How would I best do that using either bitbucket or the Mercurial Workbench?


Solution

  • Using TortoiseHg Workbench you could do the following:

    1. Right click on A in the Repository Registry in the Workbench and click Clone.
    2. Set the destination to B and click Clone.
    3. Double click on A in the Repository Registry to view it's commits.
    4. Right click on commit3, select Modify History then select Strip. This will delete every commit after commit3 and including commit3.
    5. You now have repositories A and B with the desired structure.

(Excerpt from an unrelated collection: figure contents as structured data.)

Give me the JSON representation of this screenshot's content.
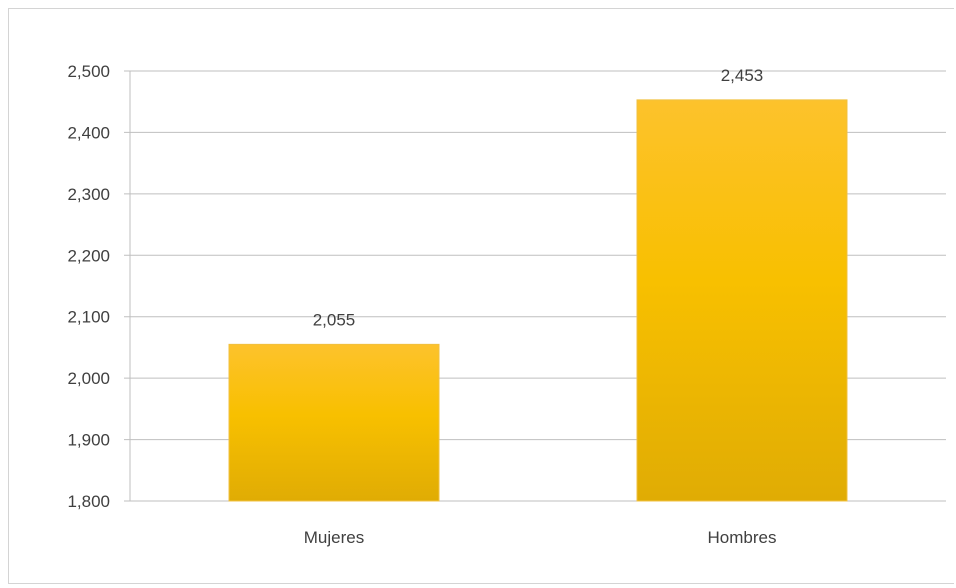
{
  "chart_data": {
    "type": "bar",
    "categories": [
      "Mujeres",
      "Hombres"
    ],
    "values": [
      2055,
      2453
    ],
    "data_labels": [
      "2,055",
      "2,453"
    ],
    "ylim": [
      1800,
      2500
    ],
    "yticks": [
      1800,
      1900,
      2000,
      2100,
      2200,
      2300,
      2400,
      2500
    ],
    "ytick_labels": [
      "1,800",
      "1,900",
      "2,000",
      "2,100",
      "2,200",
      "2,300",
      "2,400",
      "2,500"
    ],
    "grid": true,
    "legend": "none",
    "bar_colors": [
      "#fdc22c",
      "#f8c000",
      "#e0ac04"
    ]
  }
}
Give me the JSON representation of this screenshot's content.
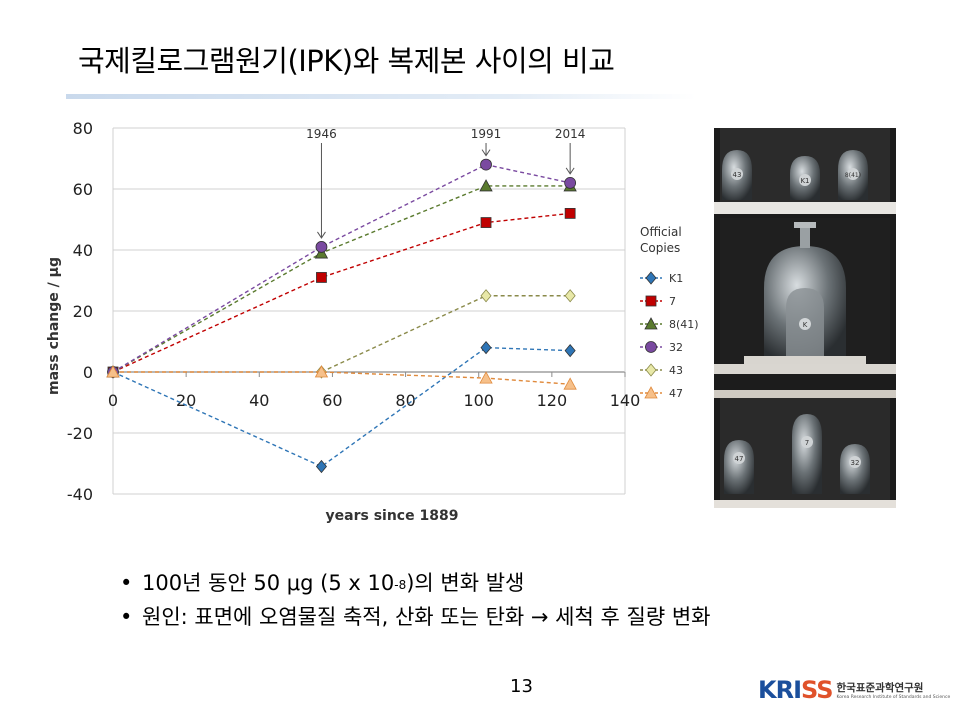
{
  "slide": {
    "title": "국제킬로그램원기(IPK)와 복제본 사이의 비교",
    "page_number": "13",
    "bullets": [
      {
        "pre": "100년 동안 50 ",
        "mu": "μ",
        "mid": "g (5 x 10",
        "sup": "-8",
        "post": ")의 변화 발생"
      },
      {
        "text": "원인: 표면에 오염물질 축적, 산화 또는 탄화 → 세척 후 질량 변화"
      }
    ],
    "logo": {
      "text_kri": "KRI",
      "text_ss": "SS",
      "korean_name": "한국표준과학연구원",
      "english_name": "Korea Research Institute of Standards and Science"
    },
    "photo": {
      "top_shelf_labels": [
        "43",
        "K1",
        "8(41)"
      ],
      "center_label": "K",
      "bottom_shelf_labels": [
        "47",
        "7",
        "32"
      ]
    }
  },
  "chart_data": {
    "type": "line",
    "xlabel": "years since 1889",
    "ylabel": "mass change / µg",
    "xlim": [
      0,
      140
    ],
    "ylim": [
      -40,
      80
    ],
    "xticks": [
      0,
      20,
      40,
      60,
      80,
      100,
      120,
      140
    ],
    "yticks": [
      -40,
      -20,
      0,
      20,
      40,
      60,
      80
    ],
    "grid": "horizontal",
    "legend": {
      "title_line1": "Official",
      "title_line2": "Copies",
      "position": "right"
    },
    "annotations": [
      {
        "label": "1946",
        "x": 57,
        "y": 41
      },
      {
        "label": "1991",
        "x": 102,
        "y": 68
      },
      {
        "label": "2014",
        "x": 125,
        "y": 62
      }
    ],
    "series": [
      {
        "name": "K1",
        "color": "#2e75b6",
        "marker": "diamond",
        "points": [
          [
            0,
            0
          ],
          [
            57,
            -31
          ],
          [
            102,
            8
          ],
          [
            125,
            7
          ]
        ]
      },
      {
        "name": "7",
        "color": "#c00000",
        "marker": "square",
        "points": [
          [
            0,
            0
          ],
          [
            57,
            31
          ],
          [
            102,
            49
          ],
          [
            125,
            52
          ]
        ]
      },
      {
        "name": "8(41)",
        "color": "#5a7a2e",
        "marker": "triangle",
        "points": [
          [
            0,
            0
          ],
          [
            57,
            39
          ],
          [
            102,
            61
          ],
          [
            125,
            61
          ]
        ]
      },
      {
        "name": "32",
        "color": "#7a4aa0",
        "marker": "circle",
        "points": [
          [
            0,
            0
          ],
          [
            57,
            41
          ],
          [
            102,
            68
          ],
          [
            125,
            62
          ]
        ]
      },
      {
        "name": "43",
        "color": "#8a8a4a",
        "marker": "diamond-light",
        "points": [
          [
            57,
            0
          ],
          [
            102,
            25
          ],
          [
            125,
            25
          ]
        ]
      },
      {
        "name": "47",
        "color": "#e08a3c",
        "marker": "triangle-light",
        "points": [
          [
            0,
            0
          ],
          [
            57,
            0
          ],
          [
            102,
            -2
          ],
          [
            125,
            -4
          ]
        ]
      }
    ]
  }
}
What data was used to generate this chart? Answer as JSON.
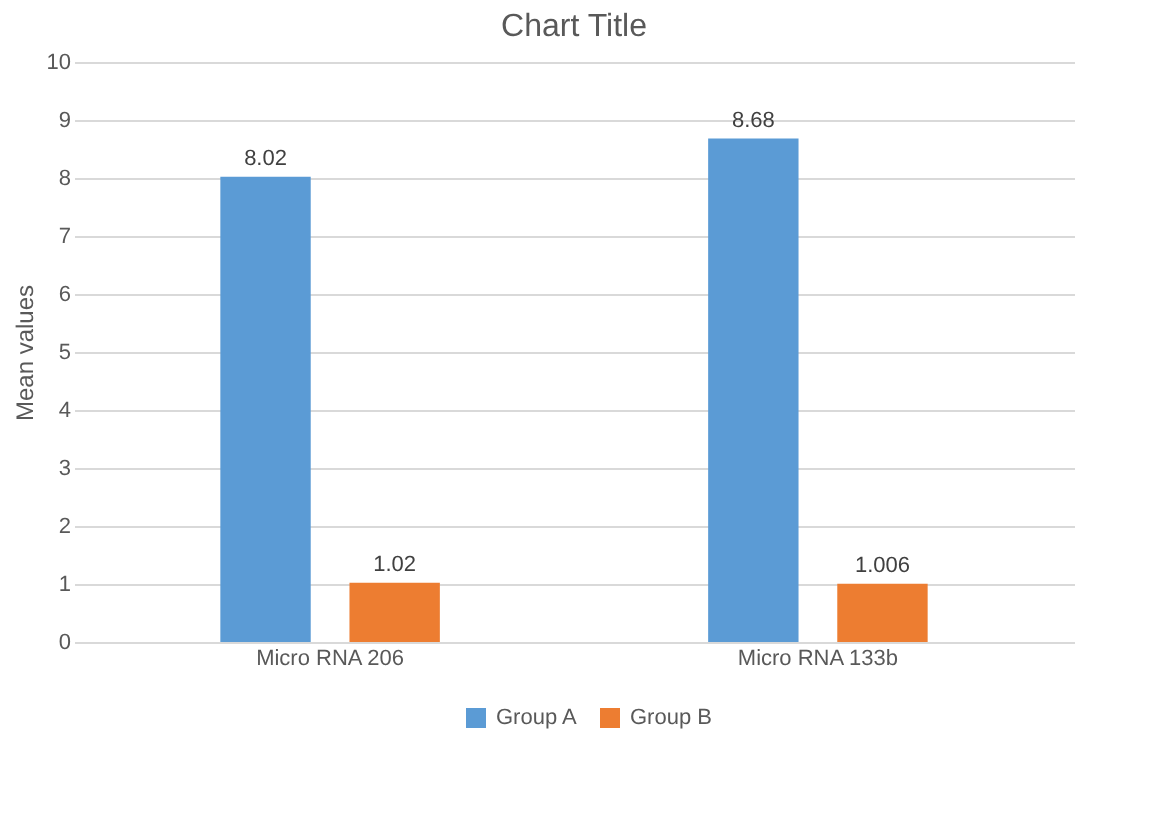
{
  "chart_data": {
    "type": "bar",
    "title": "Chart Title",
    "ylabel": "Mean values",
    "categories": [
      "Micro RNA 206",
      "Micro RNA 133b"
    ],
    "series": [
      {
        "name": "Group A",
        "color": "#5b9bd5",
        "values": [
          8.02,
          8.68
        ]
      },
      {
        "name": "Group B",
        "color": "#ed7d31",
        "values": [
          1.02,
          1.006
        ]
      }
    ],
    "ylim": [
      0,
      10
    ],
    "yticks": [
      0,
      1,
      2,
      3,
      4,
      5,
      6,
      7,
      8,
      9,
      10
    ],
    "grid": "y",
    "legend": "bottom",
    "data_labels": true
  }
}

    Using BitBucket you could do the following:

    1. Go to the Overview page for A and click Fork in the menu on the left to create a fork of A called B.
      A and B will now both have the same full set of commits as A.
    2. Again go back to the Overview for A and click Settings at the bottom of the menu on the left.
    3. In the Settings menu click on Strip Changesets.
    4. Enter commit3 into the box and click Preview Strip.
    5. This will show you the commits that will be deleted, double check that it shows the expected commits, in this case commit3 and commit4.
    6. Click Confirm Strip to delete the commits.

    Problems to watch out for with these strategies are:

    1. Make sure you have a full backup of A somewhere because the strip action is destructive.
    2. If there are existing clones of A out there and one of them gets pushed to A on BitBucket then the stripped changes will be pushed in again. You need to make sure that all the clones also have the strip carried out on them, or that fresh clones are made.
    3. If you push from B to A then the stripped changes could be pushed back in since they're both from the same root.